Prinsip “hunna libasullakum wa antum libasullahun (QS. 2:187) antara suami dan isteri harus selalu dipegang, karena pada hakikatnya suami/isteri telah menjadi satu kesatuan yang tidak boleh dipandang secara terpisah. Kebaikan apapun yang ada pada suami merupakan kebaikan bagi isteri, begitu sebaliknya; dan kekurangan/ kelemahan apapun yang ada pada suami merupakan kekurangan/kelemahan bagi isteri, begitu sebaliknya; sehingga muncul rasa tanggung jawab bersama untuk memupuk kebaikan yang ada dan memperbaiki kelemahan yang ada.
Sikap toleran juga menuntut adanya sikap mema’afkan, yang meliputi 3 (tiga) tingkatan, yaitu: (1) Al ‘Afwu yaitu mema’afkan orang jika memang diminta, (2) As-Shofhu yaitu mema’afkan orang lain walaupun tidak diminta, dan (3) Al-Maghfirah yaitu memintakan ampun pada Allah untuk orang lain. Dalam kehidupan rumah tangga, seringkali sikap ini belum menjadi kebiasaan yang melekat, sehingga kesalahan-kesalahan kecil dari pasangan suami/isteri kadangkala menjadi awal konflik yang berlarut-larut. Tentu saja “mema’afkan” bukan berarti “membiarkan” kesalahan terus terjadi, tetapi mema’afkan berarti berusaha untuk memberikan perbaikan dan peningkatan.
4. Komunikasi (Musyawarah)
Tersumbatnya saluran komunikasi suami-isteri atau orang tua-anak dalam kehidupan rumah tangga akan menjadi awal kehidupan rumah tangga yang tidak harmonis. Komunikasi sangat penting, disamping akan meningkatkan jalinan cinta kasih juga menghindari terjadinya kesalahfahaman.
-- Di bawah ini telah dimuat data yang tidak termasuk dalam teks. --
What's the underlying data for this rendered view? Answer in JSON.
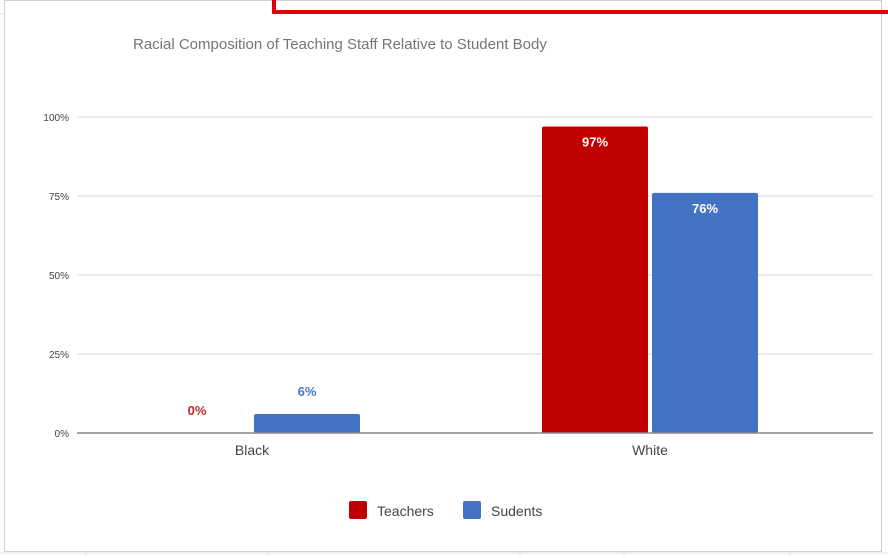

Kesibukan masing-masing jangan sampai membuat komunikasi suami-isteri atau orang tua-anak menjadi terputus. Banyak saat/kesempatan yang bisa dimanfaatkan, sehingga waktu pertemuan yang sedikit bisa memberikan kesan yang baik dan mendalam yaitu dengan cara memberikan perhatian (empati), kesediaan untuk mendengar, dan memberikan respon berupa jawaban atau alternatif solusi. Misalnya saat bersama setelah menunaikan shalat berjama’ah, saat bersama belajar, saat bersama makan malam, saat bersama liburan (rihlah), dan saat-saat lain dalam interaksi keseharian, baik secara langsung maupun tidak langsung dengan memanfaatkan sarana telekomunikasi berupa surat, telephone, email, dsb.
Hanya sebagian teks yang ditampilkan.